4. This post is nothing like I had intended it to be when I sat down to write it. 
I had full intention of starting this post by telling you all that today in my English lecture I was that girl. I'm wearing my ripped jeans, an old camp shirt, my grey cardigan, colourfully patterned boots, all while sporting my faded blue streaked hair. I raised my hand and I challenged my understanding and the profs interpretation of how God was depicted in a particular sonnet. So there I am proposing the prof and the other hundred students in the room consider God through John Donne's words and my church girl perspective. After lecture finished, I looked down to grab my backpack and remarked the a very clearly printed white cross among the trees on my chest. And I was proud.
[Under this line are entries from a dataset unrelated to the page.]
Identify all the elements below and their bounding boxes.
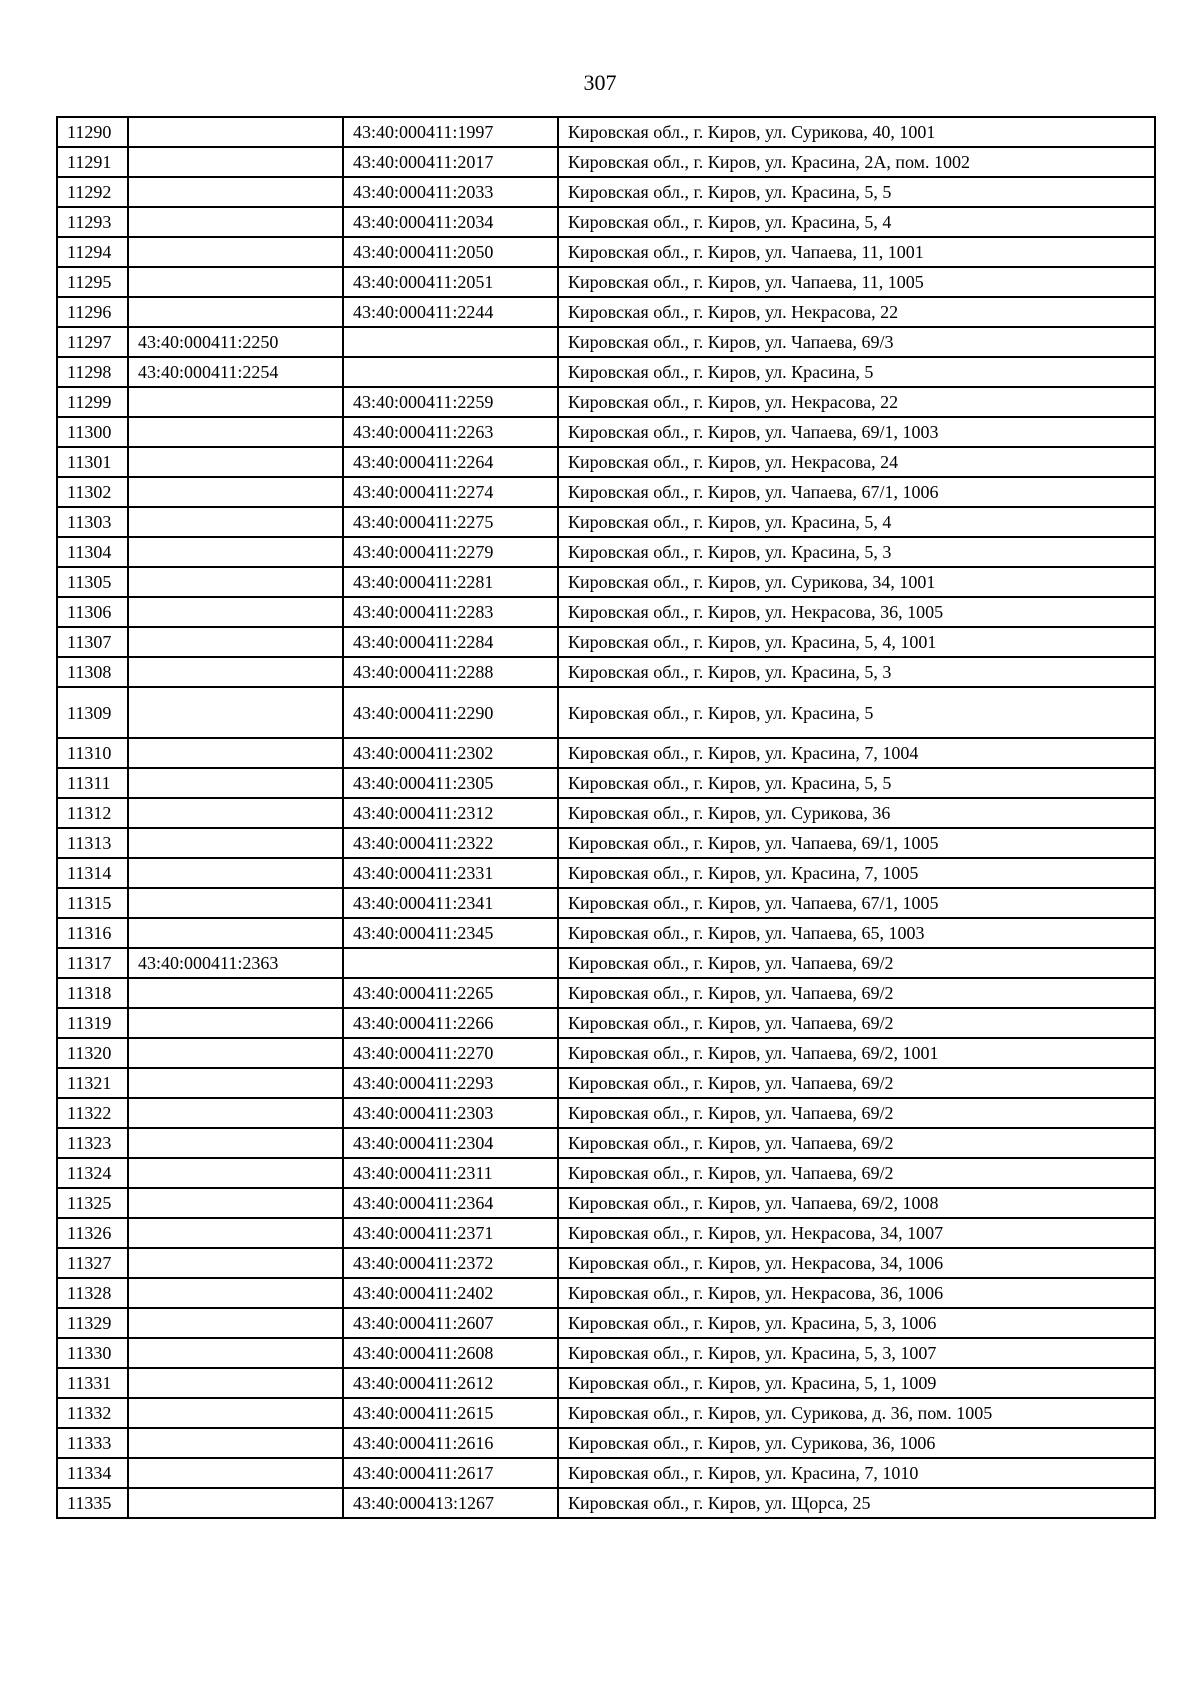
parcel-cadastral-number-cell: 43:40:000411:2250 bbox=[128, 327, 343, 357]
object-cadastral-number-cell: 43:40:000411:2371 bbox=[343, 1218, 558, 1248]
object-cadastral-number-cell: 43:40:000411:2034 bbox=[343, 207, 558, 237]
table-row bbox=[57, 387, 1155, 417]
table-row bbox=[57, 1128, 1155, 1158]
parcel-cadastral-number-cell: 43:40:000411:2254 bbox=[128, 357, 343, 387]
parcel-cadastral-number-cell bbox=[128, 738, 343, 768]
address-cell: Кировская обл., г. Киров, ул. Красина, 7, 1010 bbox=[558, 1458, 1155, 1488]
table-row bbox=[57, 1428, 1155, 1458]
object-cadastral-number-cell: 43:40:000411:2345 bbox=[343, 918, 558, 948]
address-cell: Кировская обл., г. Киров, ул. Красина, 5 bbox=[558, 357, 1155, 387]
table-row bbox=[57, 327, 1155, 357]
address-cell: Кировская обл., г. Киров, ул. Красина, 5, 3, 1007 bbox=[558, 1338, 1155, 1368]
address-cell: Кировская обл., г. Киров, ул. Сурикова, д. 36, пом. 1005 bbox=[558, 1398, 1155, 1428]
address-cell: Кировская обл., г. Киров, ул. Чапаева, 69/2 bbox=[558, 1068, 1155, 1098]
address-cell: Кировская обл., г. Киров, ул. Красина, 5, 5 bbox=[558, 768, 1155, 798]
object-cadastral-number-cell: 43:40:000411:2051 bbox=[343, 267, 558, 297]
object-cadastral-number-cell: 43:40:000411:2264 bbox=[343, 447, 558, 477]
object-cadastral-number-cell: 43:40:000411:2266 bbox=[343, 1008, 558, 1038]
address-cell: Кировская обл., г. Киров, ул. Красина, 5, 5 bbox=[558, 177, 1155, 207]
table-row bbox=[57, 1308, 1155, 1338]
row-number-cell: 11294 bbox=[57, 237, 128, 267]
table-row bbox=[57, 888, 1155, 918]
address-cell: Кировская обл., г. Киров, ул. Чапаева, 65, 1003 bbox=[558, 918, 1155, 948]
address-cell: Кировская обл., г. Киров, ул. Некрасова, 22 bbox=[558, 297, 1155, 327]
row-number-cell: 11315 bbox=[57, 888, 128, 918]
registry-table bbox=[56, 116, 1156, 1519]
row-number-cell: 11319 bbox=[57, 1008, 128, 1038]
parcel-cadastral-number-cell bbox=[128, 1188, 343, 1218]
parcel-cadastral-number-cell bbox=[128, 297, 343, 327]
address-cell: Кировская обл., г. Киров, ул. Красина, 5, 3, 1006 bbox=[558, 1308, 1155, 1338]
table-row bbox=[57, 207, 1155, 237]
row-number-cell: 11322 bbox=[57, 1098, 128, 1128]
parcel-cadastral-number-cell bbox=[128, 477, 343, 507]
table-row bbox=[57, 858, 1155, 888]
row-number-cell: 11300 bbox=[57, 417, 128, 447]
parcel-cadastral-number-cell bbox=[128, 1278, 343, 1308]
address-cell: Кировская обл., г. Киров, ул. Красина, 7, 1005 bbox=[558, 858, 1155, 888]
address-cell: Кировская обл., г. Киров, ул. Красина, 5, 4 bbox=[558, 207, 1155, 237]
registry-table-body bbox=[57, 117, 1155, 1518]
row-number-cell: 11317 bbox=[57, 948, 128, 978]
row-number-cell: 11297 bbox=[57, 327, 128, 357]
address-cell: Кировская обл., г. Киров, ул. Чапаева, 69/2 bbox=[558, 1128, 1155, 1158]
parcel-cadastral-number-cell bbox=[128, 1248, 343, 1278]
page-number: 307 bbox=[583, 70, 617, 95]
object-cadastral-number-cell: 43:40:000411:2364 bbox=[343, 1188, 558, 1218]
row-number-cell: 11333 bbox=[57, 1428, 128, 1458]
table-row bbox=[57, 357, 1155, 387]
row-number-cell: 11320 bbox=[57, 1038, 128, 1068]
address-cell: Кировская обл., г. Киров, ул. Сурикова, 36, 1006 bbox=[558, 1428, 1155, 1458]
row-number-cell: 11334 bbox=[57, 1458, 128, 1488]
object-cadastral-number-cell: 43:40:000411:2290 bbox=[343, 687, 558, 738]
address-cell: Кировская обл., г. Киров, ул. Чапаева, 69/2 bbox=[558, 948, 1155, 978]
row-number-cell: 11311 bbox=[57, 768, 128, 798]
table-row bbox=[57, 1368, 1155, 1398]
row-number-cell: 11310 bbox=[57, 738, 128, 768]
object-cadastral-number-cell: 43:40:000411:2275 bbox=[343, 507, 558, 537]
parcel-cadastral-number-cell bbox=[128, 1008, 343, 1038]
table-row bbox=[57, 537, 1155, 567]
object-cadastral-number-cell bbox=[343, 327, 558, 357]
row-number-cell: 11332 bbox=[57, 1398, 128, 1428]
table-row bbox=[57, 978, 1155, 1008]
table-row bbox=[57, 798, 1155, 828]
object-cadastral-number-cell: 43:40:000411:2263 bbox=[343, 417, 558, 447]
table-row bbox=[57, 417, 1155, 447]
table-row bbox=[57, 657, 1155, 687]
object-cadastral-number-cell: 43:40:000413:1267 bbox=[343, 1488, 558, 1518]
table-row bbox=[57, 738, 1155, 768]
address-cell: Кировская обл., г. Киров, ул. Чапаева, 11, 1005 bbox=[558, 267, 1155, 297]
address-cell: Кировская обл., г. Киров, ул. Красина, 5, 3 bbox=[558, 537, 1155, 567]
parcel-cadastral-number-cell bbox=[128, 1038, 343, 1068]
object-cadastral-number-cell: 43:40:000411:2312 bbox=[343, 798, 558, 828]
address-cell: Кировская обл., г. Киров, ул. Чапаева, 69/3 bbox=[558, 327, 1155, 357]
address-cell: Кировская обл., г. Киров, ул. Чапаева, 69/2, 1001 bbox=[558, 1038, 1155, 1068]
row-number-cell: 11330 bbox=[57, 1338, 128, 1368]
parcel-cadastral-number-cell bbox=[128, 1428, 343, 1458]
row-number-cell: 11312 bbox=[57, 798, 128, 828]
row-number-cell: 11307 bbox=[57, 627, 128, 657]
row-number-cell: 11327 bbox=[57, 1248, 128, 1278]
table-row bbox=[57, 1068, 1155, 1098]
object-cadastral-number-cell: 43:40:000411:2303 bbox=[343, 1098, 558, 1128]
parcel-cadastral-number-cell bbox=[128, 858, 343, 888]
parcel-cadastral-number-cell bbox=[128, 207, 343, 237]
address-cell: Кировская обл., г. Киров, ул. Красина, 5 bbox=[558, 687, 1155, 738]
row-number-cell: 11296 bbox=[57, 297, 128, 327]
address-cell: Кировская обл., г. Киров, ул. Красина, 5, 4 bbox=[558, 507, 1155, 537]
address-cell: Кировская обл., г. Киров, ул. Чапаева, 69/2 bbox=[558, 978, 1155, 1008]
parcel-cadastral-number-cell bbox=[128, 447, 343, 477]
object-cadastral-number-cell bbox=[343, 948, 558, 978]
table-row bbox=[57, 1098, 1155, 1128]
parcel-cadastral-number-cell bbox=[128, 657, 343, 687]
object-cadastral-number-cell: 43:40:000411:2616 bbox=[343, 1428, 558, 1458]
table-row bbox=[57, 147, 1155, 177]
object-cadastral-number-cell: 43:40:000411:2288 bbox=[343, 657, 558, 687]
parcel-cadastral-number-cell bbox=[128, 1158, 343, 1188]
object-cadastral-number-cell: 43:40:000411:2033 bbox=[343, 177, 558, 207]
object-cadastral-number-cell: 43:40:000411:2305 bbox=[343, 768, 558, 798]
address-cell: Кировская обл., г. Киров, ул. Чапаева, 69/2, 1008 bbox=[558, 1188, 1155, 1218]
object-cadastral-number-cell: 43:40:000411:2304 bbox=[343, 1128, 558, 1158]
object-cadastral-number-cell: 43:40:000411:2265 bbox=[343, 978, 558, 1008]
object-cadastral-number-cell bbox=[343, 357, 558, 387]
row-number-cell: 11313 bbox=[57, 828, 128, 858]
parcel-cadastral-number-cell bbox=[128, 117, 343, 147]
table-row bbox=[57, 177, 1155, 207]
address-cell: Кировская обл., г. Киров, ул. Некрасова, 22 bbox=[558, 387, 1155, 417]
table-row bbox=[57, 687, 1155, 738]
object-cadastral-number-cell: 43:40:000411:2607 bbox=[343, 1308, 558, 1338]
row-number-cell: 11329 bbox=[57, 1308, 128, 1338]
table-row bbox=[57, 597, 1155, 627]
parcel-cadastral-number-cell bbox=[128, 888, 343, 918]
table-row bbox=[57, 1218, 1155, 1248]
address-cell: Кировская обл., г. Киров, ул. Чапаева, 69/1, 1005 bbox=[558, 828, 1155, 858]
address-cell: Кировская обл., г. Киров, ул. Некрасова, 36, 1006 bbox=[558, 1278, 1155, 1308]
parcel-cadastral-number-cell bbox=[128, 417, 343, 447]
parcel-cadastral-number-cell bbox=[128, 918, 343, 948]
parcel-cadastral-number-cell bbox=[128, 1128, 343, 1158]
parcel-cadastral-number-cell bbox=[128, 237, 343, 267]
row-number-cell: 11324 bbox=[57, 1158, 128, 1188]
object-cadastral-number-cell: 43:40:000411:2284 bbox=[343, 627, 558, 657]
object-cadastral-number-cell: 43:40:000411:2608 bbox=[343, 1338, 558, 1368]
parcel-cadastral-number-cell bbox=[128, 1458, 343, 1488]
parcel-cadastral-number-cell bbox=[128, 1218, 343, 1248]
row-number-cell: 11298 bbox=[57, 357, 128, 387]
object-cadastral-number-cell: 43:40:000411:2402 bbox=[343, 1278, 558, 1308]
table-row bbox=[57, 948, 1155, 978]
address-cell: Кировская обл., г. Киров, ул. Некрасова, 36, 1005 bbox=[558, 597, 1155, 627]
table-row bbox=[57, 1338, 1155, 1368]
table-row bbox=[57, 477, 1155, 507]
address-cell: Кировская обл., г. Киров, ул. Чапаева, 67/1, 1005 bbox=[558, 888, 1155, 918]
address-cell: Кировская обл., г. Киров, ул. Красина, 5, 4, 1001 bbox=[558, 627, 1155, 657]
address-cell: Кировская обл., г. Киров, ул. Некрасова, 24 bbox=[558, 447, 1155, 477]
object-cadastral-number-cell: 43:40:000411:2259 bbox=[343, 387, 558, 417]
row-number-cell: 11331 bbox=[57, 1368, 128, 1398]
object-cadastral-number-cell: 43:40:000411:2331 bbox=[343, 858, 558, 888]
address-cell: Кировская обл., г. Киров, ул. Красина, 2А, пом. 1002 bbox=[558, 147, 1155, 177]
table-row bbox=[57, 1278, 1155, 1308]
table-row bbox=[57, 267, 1155, 297]
row-number-cell: 11308 bbox=[57, 657, 128, 687]
table-row bbox=[57, 237, 1155, 267]
object-cadastral-number-cell: 43:40:000411:2617 bbox=[343, 1458, 558, 1488]
table-row bbox=[57, 1158, 1155, 1188]
parcel-cadastral-number-cell bbox=[128, 1068, 343, 1098]
table-row bbox=[57, 768, 1155, 798]
row-number-cell: 11314 bbox=[57, 858, 128, 888]
row-number-cell: 11335 bbox=[57, 1488, 128, 1518]
parcel-cadastral-number-cell bbox=[128, 687, 343, 738]
table-row bbox=[57, 627, 1155, 657]
row-number-cell: 11328 bbox=[57, 1278, 128, 1308]
table-row bbox=[57, 1398, 1155, 1428]
parcel-cadastral-number-cell: 43:40:000411:2363 bbox=[128, 948, 343, 978]
table-row bbox=[57, 1038, 1155, 1068]
row-number-cell: 11318 bbox=[57, 978, 128, 1008]
parcel-cadastral-number-cell bbox=[128, 537, 343, 567]
row-number-cell: 11290 bbox=[57, 117, 128, 147]
address-cell: Кировская обл., г. Киров, ул. Чапаева, 69/2 bbox=[558, 1008, 1155, 1038]
parcel-cadastral-number-cell bbox=[128, 567, 343, 597]
address-cell: Кировская обл., г. Киров, ул. Чапаева, 11, 1001 bbox=[558, 237, 1155, 267]
object-cadastral-number-cell: 43:40:000411:2341 bbox=[343, 888, 558, 918]
table-row bbox=[57, 1488, 1155, 1518]
object-cadastral-number-cell: 43:40:000411:2615 bbox=[343, 1398, 558, 1428]
object-cadastral-number-cell: 43:40:000411:2281 bbox=[343, 567, 558, 597]
address-cell: Кировская обл., г. Киров, ул. Некрасова, 34, 1007 bbox=[558, 1218, 1155, 1248]
parcel-cadastral-number-cell bbox=[128, 768, 343, 798]
parcel-cadastral-number-cell bbox=[128, 828, 343, 858]
parcel-cadastral-number-cell bbox=[128, 1398, 343, 1428]
address-cell: Кировская обл., г. Киров, ул. Чапаева, 69/1, 1003 bbox=[558, 417, 1155, 447]
table-row bbox=[57, 918, 1155, 948]
address-cell: Кировская обл., г. Киров, ул. Сурикова, 34, 1001 bbox=[558, 567, 1155, 597]
table-row bbox=[57, 1248, 1155, 1278]
address-cell: Кировская обл., г. Киров, ул. Сурикова, 40, 1001 bbox=[558, 117, 1155, 147]
address-cell: Кировская обл., г. Киров, ул. Щорса, 25 bbox=[558, 1488, 1155, 1518]
row-number-cell: 11321 bbox=[57, 1068, 128, 1098]
object-cadastral-number-cell: 43:40:000411:2372 bbox=[343, 1248, 558, 1278]
row-number-cell: 11295 bbox=[57, 267, 128, 297]
row-number-cell: 11301 bbox=[57, 447, 128, 477]
table-row bbox=[57, 567, 1155, 597]
row-number-cell: 11304 bbox=[57, 537, 128, 567]
table-row bbox=[57, 1008, 1155, 1038]
address-cell: Кировская обл., г. Киров, ул. Чапаева, 69/2 bbox=[558, 1158, 1155, 1188]
row-number-cell: 11303 bbox=[57, 507, 128, 537]
row-number-cell: 11325 bbox=[57, 1188, 128, 1218]
address-cell: Кировская обл., г. Киров, ул. Красина, 7, 1004 bbox=[558, 738, 1155, 768]
object-cadastral-number-cell: 43:40:000411:2244 bbox=[343, 297, 558, 327]
object-cadastral-number-cell: 43:40:000411:2274 bbox=[343, 477, 558, 507]
parcel-cadastral-number-cell bbox=[128, 798, 343, 828]
address-cell: Кировская обл., г. Киров, ул. Некрасова, 34, 1006 bbox=[558, 1248, 1155, 1278]
row-number-cell: 11305 bbox=[57, 567, 128, 597]
object-cadastral-number-cell: 43:40:000411:2612 bbox=[343, 1368, 558, 1398]
object-cadastral-number-cell: 43:40:000411:2050 bbox=[343, 237, 558, 267]
row-number-cell: 11309 bbox=[57, 687, 128, 738]
parcel-cadastral-number-cell bbox=[128, 177, 343, 207]
table-row bbox=[57, 447, 1155, 477]
row-number-cell: 11291 bbox=[57, 147, 128, 177]
parcel-cadastral-number-cell bbox=[128, 507, 343, 537]
table-row bbox=[57, 1188, 1155, 1218]
address-cell: Кировская обл., г. Киров, ул. Чапаева, 69/2 bbox=[558, 1098, 1155, 1128]
row-number-cell: 11326 bbox=[57, 1218, 128, 1248]
row-number-cell: 11306 bbox=[57, 597, 128, 627]
row-number-cell: 11293 bbox=[57, 207, 128, 237]
object-cadastral-number-cell: 43:40:000411:2302 bbox=[343, 738, 558, 768]
address-cell: Кировская обл., г. Киров, ул. Сурикова, 36 bbox=[558, 798, 1155, 828]
parcel-cadastral-number-cell bbox=[128, 597, 343, 627]
table-row bbox=[57, 828, 1155, 858]
object-cadastral-number-cell: 43:40:000411:2270 bbox=[343, 1038, 558, 1068]
table-row bbox=[57, 1458, 1155, 1488]
row-number-cell: 11292 bbox=[57, 177, 128, 207]
object-cadastral-number-cell: 43:40:000411:2017 bbox=[343, 147, 558, 177]
object-cadastral-number-cell: 43:40:000411:2283 bbox=[343, 597, 558, 627]
address-cell: Кировская обл., г. Киров, ул. Чапаева, 67/1, 1006 bbox=[558, 477, 1155, 507]
parcel-cadastral-number-cell bbox=[128, 627, 343, 657]
address-cell: Кировская обл., г. Киров, ул. Красина, 5, 1, 1009 bbox=[558, 1368, 1155, 1398]
parcel-cadastral-number-cell bbox=[128, 147, 343, 177]
object-cadastral-number-cell: 43:40:000411:2279 bbox=[343, 537, 558, 567]
object-cadastral-number-cell: 43:40:000411:1997 bbox=[343, 117, 558, 147]
table-row bbox=[57, 507, 1155, 537]
object-cadastral-number-cell: 43:40:000411:2311 bbox=[343, 1158, 558, 1188]
table-row bbox=[57, 117, 1155, 147]
parcel-cadastral-number-cell bbox=[128, 387, 343, 417]
parcel-cadastral-number-cell bbox=[128, 1308, 343, 1338]
row-number-cell: 11299 bbox=[57, 387, 128, 417]
parcel-cadastral-number-cell bbox=[128, 978, 343, 1008]
row-number-cell: 11302 bbox=[57, 477, 128, 507]
parcel-cadastral-number-cell bbox=[128, 1338, 343, 1368]
parcel-cadastral-number-cell bbox=[128, 1368, 343, 1398]
parcel-cadastral-number-cell bbox=[128, 267, 343, 297]
table-row bbox=[57, 297, 1155, 327]
row-number-cell: 11316 bbox=[57, 918, 128, 948]
row-number-cell: 11323 bbox=[57, 1128, 128, 1158]
parcel-cadastral-number-cell bbox=[128, 1488, 343, 1518]
object-cadastral-number-cell: 43:40:000411:2322 bbox=[343, 828, 558, 858]
parcel-cadastral-number-cell bbox=[128, 1098, 343, 1128]
address-cell: Кировская обл., г. Киров, ул. Красина, 5, 3 bbox=[558, 657, 1155, 687]
object-cadastral-number-cell: 43:40:000411:2293 bbox=[343, 1068, 558, 1098]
Alyssa from a year ago would've been mortified.. "oh no! they've figured me out, let the ostracizing begin!" The revelation of pride that came from my limited understanding how God is depicted in the bible in contrast to the sonnet prompted me to think: 
Who even I am?!
But guess what... I have no idea. 
I know that I like apple juice boxes.
I know that my writing is prettier in pencil but smudges because I'm lefthanded.
I know that my blue hair is just as much as part of me as the brown is.
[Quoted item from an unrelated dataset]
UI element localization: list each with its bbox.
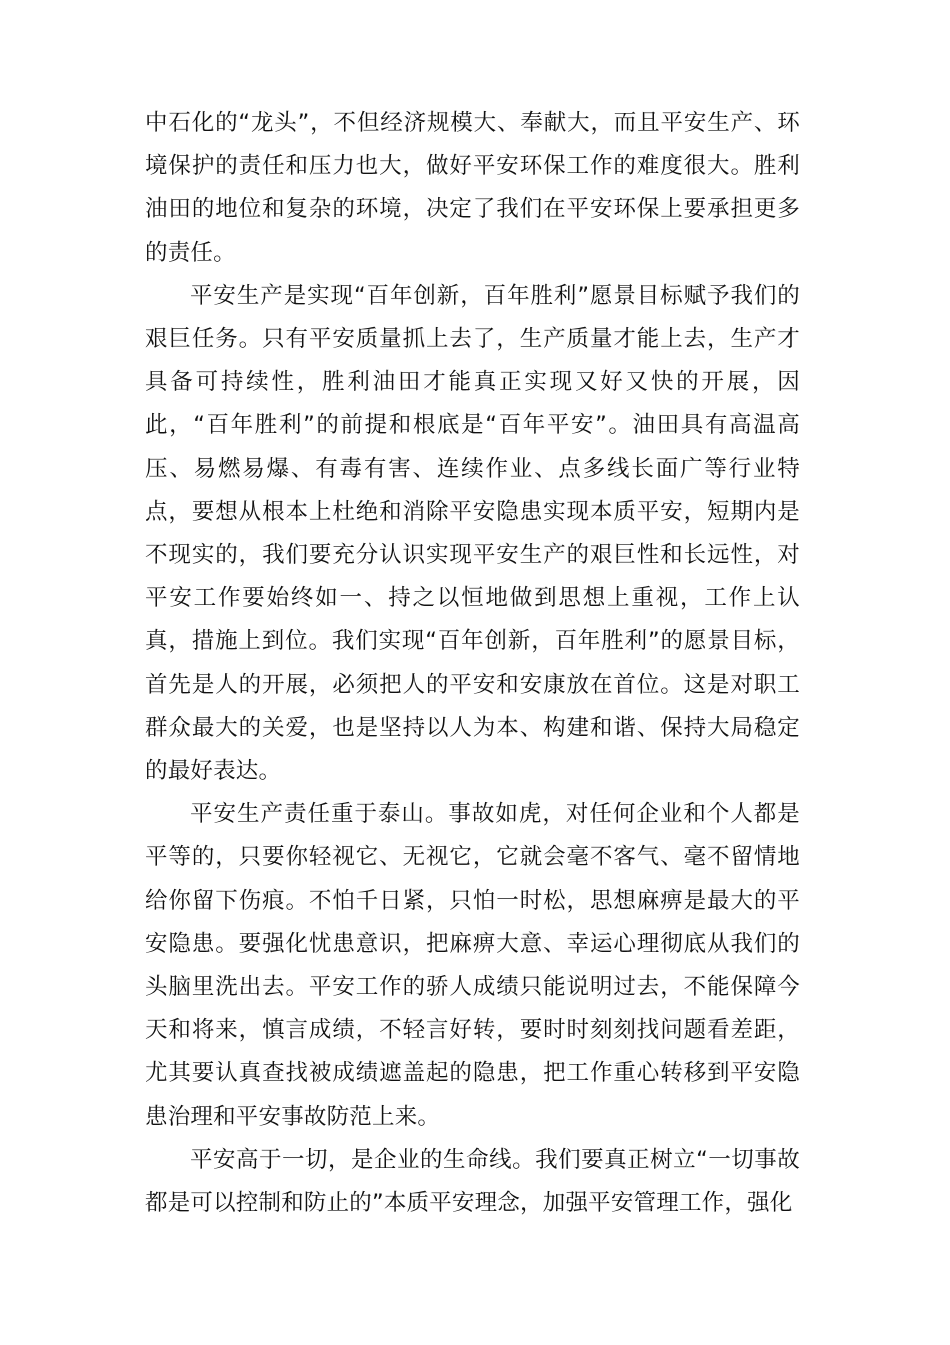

I know that brownies have always been my favourite. 
I know that my mom is crazy and that my dad is caring.
And I know that they love me more than anyone. 
I know that I like snowboarding.
I know that my favourite colour is turquoise.
But that I also like grey and it's my go to base for anything.
And Indigo is a great colour too,
and one of my absolute favourite 'hats' to wear.
I know that the reputation of 'The Kid Whisperer' is a blessing. 
I know that I have no idea what that means for my future. 
I know that I like sitting on the floor.
And that I can't sleep without something over my shoulders.
I know that I find music everywhere, even just the sounds of everyday like and I love that about me.
I know that I like to be obnoxiously polite around rude people.
I don't know if that's a good thing or not.
I know that I was born to be brave and courageous.
and that I have no idea what that's going to mean.
I know that I like eyeliner.
I know that my parents cooking is something I will never measure up to.
I know that my butt is no asleep because I haven't moved since I started writing this.
I know that I have no idea what my life is going to look like tomorrow
much less 2 or 5 years from now. 
I do know that I've decided to grab the bull by the horns and ride this one until God kicks me off and calls it a day for me. 
YOLO may be one of the stupidest saying to come from my generation, but it's not wrong either.
I guess more than anything, I know that I don't know much, but I do know that I'm going to be just fine.